Wolf wants Legislature to OK more federal relief funds
The state Health Department reported 672 additional cases of the coronavirus Monday, as Gov. Tom Wolf pushed for spending another $225 million of federal aid to help small businesses.
The number of people hospitalized for the coronavirus was 594 statewide around midday Monday. A figure showing the average number of people hospitalized for the virus during the previous 14 days rose above 500 for the first time in more than three weeks Monday, reaching 502.1.
At a Monday morning news conference, Wolf said that $192 million in grants using federal emergency money already have been distributed through the COVID-19 Relief Statewide Small Business Assistance Program.
“We need to do more,” Wolf said at the newsconference. “This pandemic has affected so many businesses in so many parts of Pennsylvania.”
Wolf said he wants the Legislature to approve spending another $225 million of federal coronavirus relief money the state has $1.1 billion still unused on the small-business grant program.
The small-business money already distributed went through the Pennsylvania Community Development Financial Institutions network. Wolf praised the network for getting significant amounts of money to businesses owned by minorities.
The request from Wolf, a Democrat, was met with criticism from a spoke man for House Republicans, who control that chamber. Republicans also have the majority in the state Senate.
Spokesman Jason Gottesman said Wolf’s “overbroad and inconsistent economic shutdown” hurt small businesses in pandemic and his request to use federal money to “bail him out” was disingenuous.
Gottesman said the remaining $1.1 billion in federal emergency money the state has in hand should not be drained.

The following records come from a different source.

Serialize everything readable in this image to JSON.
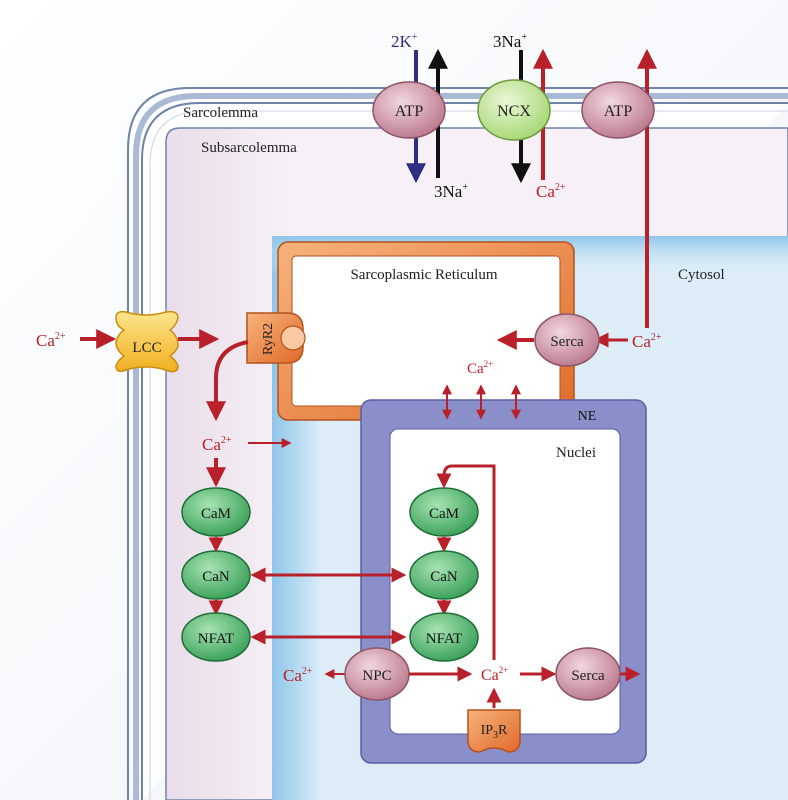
{
  "regions": {
    "sarcolemma": "Sarcolemma",
    "subsarcolemma": "Subsarcolemma",
    "sarcoplasmic_reticulum": "Sarcoplasmic Reticulum",
    "cytosol": "Cytosol",
    "nuclear_envelope": "NE",
    "nuclei": "Nuclei"
  },
  "top_pumps": {
    "atp_left": "ATP",
    "ncx": "NCX",
    "atp_right": "ATP",
    "k_in_label": "2K",
    "k_in_charge": "+",
    "na_out_label_atp": "3Na",
    "na_out_charge_atp": "+",
    "na_ncx_label": "3Na",
    "na_ncx_charge": "+",
    "ca_ncx_label": "Ca",
    "ca_ncx_charge": "2+"
  },
  "channels": {
    "lcc": "LCC",
    "ryr2": "RyR2",
    "serca_sr": "Serca",
    "serca_nuc": "Serca",
    "npc": "NPC",
    "ip3r_main": "IP",
    "ip3r_sub": "3",
    "ip3r_end": "R"
  },
  "proteins": {
    "cam_cyt": "CaM",
    "can_cyt": "CaN",
    "nfat_cyt": "NFAT",
    "cam_nuc": "CaM",
    "can_nuc": "CaN",
    "nfat_nuc": "NFAT"
  },
  "ions": {
    "ca": "Ca",
    "ca_charge": "2+"
  },
  "colors": {
    "red_arrow": "#b8202a",
    "blue_arrow": "#2e2f82",
    "pink_node": "#c9899a",
    "green_node": "#3fae5e",
    "ncx_green": "#b9e08a",
    "ne_purple": "#8a8fc9",
    "sr_orange": "#f08a3e",
    "lcc_yellow": "#f6c23a"
  }
}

The state, he said, faces a nearly $5 billion budget deficit and the federal aid is “the largest resource wehave to respond to any additional needs” that might crop up as a result of the pandemic.
The newly reported virus cases Monday include 11 in Lehigh County and nine in Northampton County.
Statewide, the seven-day moving average of newly reported cases was 913 Monday, although that figure reflects hundreds of cases that were newly reported in the last week but were actually detected more than a month ago. The number was 740 a week ago.
There are 11 more deaths reported in the state to bring the total to 8,227, including one new death in Lehigh County.